About position resetting all of the longhands, how important
is it?
fantasai: It depends on whether we want a shorthand that sets it
together
fantasai: We'd have to design that and put it out to the whole
working group
florian: Even if the shorthand doesn't set it together, for the
things that are set by position, would you have interference
from the other things set by it if they don't get reset?
florian: If we're reverting and leaving the issue open for now, I'm
good with it
TabAtkins: ... and insets and position-area being set together ...
fantasai: That's a problem with the UA stylesheet
RESOLVED: Undo the previous resolution and not add position-anchor
and position-type to the position shorthand for now
CSS Overflow
============
scribe: fantasai
display: -webkit-box and line-clamp without
-webkit-box-orient: vertical
-------------------------------------------
github: https://github.com/w3c/csswg-drafts/issues/10448
andreubotella: We had agreed to a compat workaround for line-clamp
andreubotella: If you have -webkit-box and -webkit-box-orient:
vertical
andreubotella: then either line-clamp or -webkit-line-clamp would
make it not a flex, and make it a block
andreubotella: and -webkit-line-clamp would apply
andreubotella: Issue is if you have line-clamp on block containers
andreubotella: Should display: -webkit-box + line-clamp without
box-orient, should it also trigger the behavior of
making it a block container?
andreubotella: I agree with Florian that -webkit-line-clamp only
applies with -webkit-box and
-webkit-box-orient:vertical
andreubotella: but if you have [missed]
andreubotella: if you have -webkit-box and line-clamp, is -box-orient
also required?
florian: This problem is more difficult to describe than to solve
florian: we have a weird compat hack that is required when you have
-webkit-line-clamp
florian: and is allowed for line-clamp
florian: I don't think we need to generalize
florian: we need to support the set for -webkit-line-clamp to work
florian: It needs to not work when the whole set is not there,
because the Web depends on it not triggering if any piece is
missing
florian: if you don't have the full thing, then don't blockify the
flexbox
florian: The non-hacky version doesn't apply to flexboxes
florian: not helpful, and not needed for compat, so keep it simple
florian: Already resolved that the new line-clamp works if you have
the full set of weird stuff
florian: but if you only have one of them, then we don't trigger the
magic condition, and shouldn't
florian: so proposal is no change, just clarify with a note
astearns: Proposed no change to spec, add a note mentioning the new
version doesn't interact with only part of the old hack
RESOLVED: no change to spec, add a note
CSS Easing
==========
Linear easing function requires at least two points?

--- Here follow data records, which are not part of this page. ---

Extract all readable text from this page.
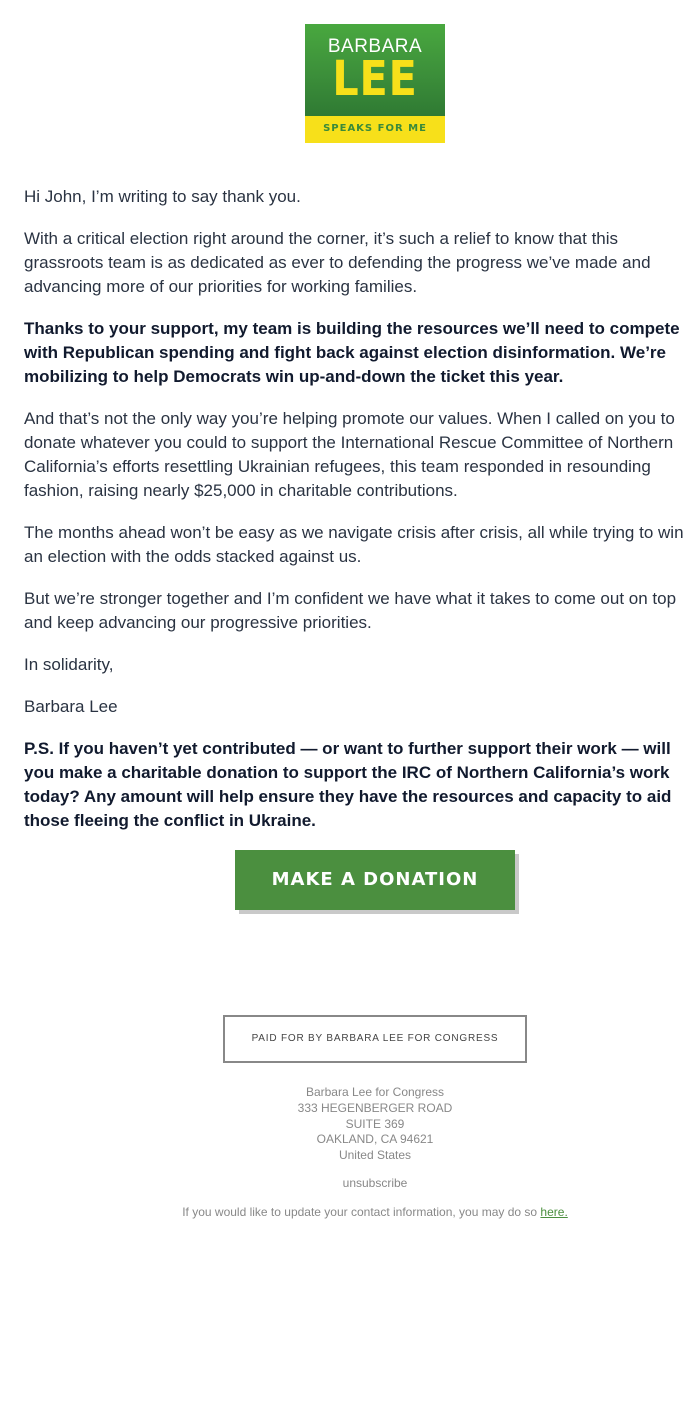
BARBARA
LEE
SPEAKS FOR ME

Hi John, I’m writing to say thank you.

With a critical election right around the corner, it’s such a relief to know that this
grassroots team is as dedicated as ever to defending the progress we’ve made and
advancing more of our priorities for working families.

Thanks to your support, my team is building the resources we’ll need to compete
with Republican spending and fight back against election disinformation. We’re
mobilizing to help Democrats win up-and-down the ticket this year.

And that’s not the only way you’re helping promote our values. When I called on you to
donate whatever you could to support the International Rescue Committee of Northern
California’s efforts resettling Ukrainian refugees, this team responded in resounding
fashion, raising nearly $25,000 in charitable contributions.

The months ahead won’t be easy as we navigate crisis after crisis, all while trying to win
an election with the odds stacked against us.

But we’re stronger together and I’m confident we have what it takes to come out on top
and keep advancing our progressive priorities.

In solidarity,

Barbara Lee

P.S. If you haven’t yet contributed — or want to further support their work — will
you make a charitable donation to support the IRC of Northern California’s work
today? Any amount will help ensure they have the resources and capacity to aid
those fleeing the conflict in Ukraine.

MAKE A DONATION
PAID FOR BY BARBARA LEE FOR CONGRESS
Barbara Lee for Congress
333 HEGENBERGER ROAD
SUITE 369
OAKLAND, CA 94621
United States
unsubscribe
If you would like to update your contact information, you may do so here.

----------------------------------------------------
github: https://github.com/w3c/csswg-drafts/issues/10580
TabAtkins: Reviewing the easing spec, I realized the algorithm for
parsing the list of points in linear() didn't match up
with how we do lists of points elsewhere, e.g.
radial-gradient()
TabAtkins: where we allow single points
TabAtkins: or one value with two positions
TabAtkins: I'm hoping for resolution that we change the linear()
parsing to be similar to gradient parsing
TabAtkins: Allow a single value, whether 2 positions or 1 position
TabAtkins: and do the obvious thing with that
* fantasai doesn't understand what's obvious
<TabAtkins> the "obvious" behavior is that it's a flat line at the
given value
astearns: Proposed to allow linear() easing function to have a single
stop
RESOLVED: Allow linear() to have a single stop
astearns: OpenUI meeting tomorrow. Come talk about form controls!